Встретились у Троицкого собора. Поехали на общественном транспорте. Уже перед входом на Воскресенское кладбище около кирпичной арки Сергей придержал бледного парня за локоть и сказал:

— Давид, там всё заросло. Ты ничего не прибирай, не вырывай траву, не оставляй ничего. Горинов распорядился докладывать ему, если на этой могиле будут какие-либо изменения.

— Серёж, я к маме иду… И пошёл Горинов на хуй, я оставлю цветы. Он же всё равно узнает, что я жив, что я дышу и люблю.

— Давид, но… — но Сергей не удержал. Парень ринулся к бабусе, что продавала букетики нарциссов перед входом.

Несмотря на то что на кладбище он был пять лет назад, ориентировался здесь Давид очень хорошо. Идти нужно было далеко, через всё кладбище к западному выходу. Мёртвые фотокарточки насторожённо пялились на странную парочку: рыжего, бледного парня с решительным лицом и здорового мужчину, который шёл, оглядываясь, не доверяя даже упокоенным под разнокалиберными плитами.

Когда дошли до развилки основной дорожки около небольшой берёзовой рощицы, что даже при ветре не шелестела в угоду кладбищенской тишине, Давид вдруг остановился.

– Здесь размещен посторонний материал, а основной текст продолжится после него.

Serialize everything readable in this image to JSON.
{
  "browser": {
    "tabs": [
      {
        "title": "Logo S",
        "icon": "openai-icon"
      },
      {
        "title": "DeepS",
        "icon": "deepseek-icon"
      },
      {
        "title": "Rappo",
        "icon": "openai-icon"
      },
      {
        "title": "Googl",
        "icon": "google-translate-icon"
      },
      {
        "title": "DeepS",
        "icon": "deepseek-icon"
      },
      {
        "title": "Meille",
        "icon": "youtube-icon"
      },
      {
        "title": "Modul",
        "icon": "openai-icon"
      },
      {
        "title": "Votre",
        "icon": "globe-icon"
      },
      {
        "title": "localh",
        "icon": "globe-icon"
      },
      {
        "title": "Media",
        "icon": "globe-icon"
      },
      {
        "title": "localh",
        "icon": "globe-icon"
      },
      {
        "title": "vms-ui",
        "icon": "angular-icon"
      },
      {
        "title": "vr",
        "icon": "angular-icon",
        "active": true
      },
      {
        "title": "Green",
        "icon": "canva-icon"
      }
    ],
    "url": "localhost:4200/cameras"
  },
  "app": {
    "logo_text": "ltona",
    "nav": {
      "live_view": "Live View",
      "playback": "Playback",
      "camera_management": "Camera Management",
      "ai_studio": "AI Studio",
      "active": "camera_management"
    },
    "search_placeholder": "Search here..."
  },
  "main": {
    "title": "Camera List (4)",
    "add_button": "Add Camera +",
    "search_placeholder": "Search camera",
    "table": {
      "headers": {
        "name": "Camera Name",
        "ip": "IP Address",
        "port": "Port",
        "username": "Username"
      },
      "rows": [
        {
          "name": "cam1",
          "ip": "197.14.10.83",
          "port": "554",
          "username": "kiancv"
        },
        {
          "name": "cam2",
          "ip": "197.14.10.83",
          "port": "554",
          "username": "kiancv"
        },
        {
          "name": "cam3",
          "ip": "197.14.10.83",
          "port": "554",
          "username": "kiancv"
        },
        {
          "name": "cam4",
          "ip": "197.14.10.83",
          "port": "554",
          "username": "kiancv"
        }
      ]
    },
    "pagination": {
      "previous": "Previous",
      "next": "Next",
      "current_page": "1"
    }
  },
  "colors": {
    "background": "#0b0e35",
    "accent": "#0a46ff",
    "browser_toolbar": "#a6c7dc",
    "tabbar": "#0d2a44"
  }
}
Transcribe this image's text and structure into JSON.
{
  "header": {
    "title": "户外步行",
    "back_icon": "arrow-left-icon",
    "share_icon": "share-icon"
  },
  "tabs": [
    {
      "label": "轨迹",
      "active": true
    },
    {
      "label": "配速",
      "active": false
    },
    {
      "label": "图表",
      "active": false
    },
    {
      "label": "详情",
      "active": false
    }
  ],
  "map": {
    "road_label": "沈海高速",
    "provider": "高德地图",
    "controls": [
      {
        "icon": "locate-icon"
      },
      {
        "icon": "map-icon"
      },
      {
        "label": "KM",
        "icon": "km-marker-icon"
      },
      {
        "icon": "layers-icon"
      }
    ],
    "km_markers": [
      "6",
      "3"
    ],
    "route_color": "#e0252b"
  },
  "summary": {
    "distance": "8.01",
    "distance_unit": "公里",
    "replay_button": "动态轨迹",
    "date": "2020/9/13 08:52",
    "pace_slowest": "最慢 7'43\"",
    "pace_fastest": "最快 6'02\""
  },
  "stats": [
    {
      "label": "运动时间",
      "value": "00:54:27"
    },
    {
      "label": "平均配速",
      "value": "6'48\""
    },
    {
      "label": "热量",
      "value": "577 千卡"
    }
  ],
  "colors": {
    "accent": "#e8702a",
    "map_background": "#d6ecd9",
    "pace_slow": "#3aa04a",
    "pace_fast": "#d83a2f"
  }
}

— Серёж… Прости, но я пойду один. Подожди меня здесь и пойми. Я недолго.

— Но…

— Никаких «но». Я хочу побыть один.

Сергею пришлось согласиться. Перечить этим глазам невозможно.

— Иди. Я здесь побуду.

Давид похлопал ободряюще напарника по плечу и свернул на извилистую тропинку, что уводила всё дальше и дальше, мимо разных лиц, мимо грязных венков и формальных слов на лентах, мимо старых и юных. И Сергей остался на дороге, ему вдруг показалось, что все мёртвые сговорились и не пускают его дальше, там единоличная зона слёз Давида. Пусть идёт.

И Давид шёл. Он не сразу узнал участок своих родителей. Так всё заросло. Проржавевшая ограда обросла зарослями колючего, злого шиповника, плит было не видно, их скрывала пожухлая листва, мох и выпяченная трава. Маленькая рябина, посаженная бабушкой на девятый день после похорон, превратилась в деревце и уныло склонялась над двумя прижавшимися друг к другу обелисками. Давид отогнул ржавую проволоку на калиточке и с трудом открыл её. Пришёл к родителям. Не плакал. Приблизился к памятникам и рукой оборвал траву, убрал листья, обломал рябиновые ветки, которые скрывали фотографии на эмалированных овалах.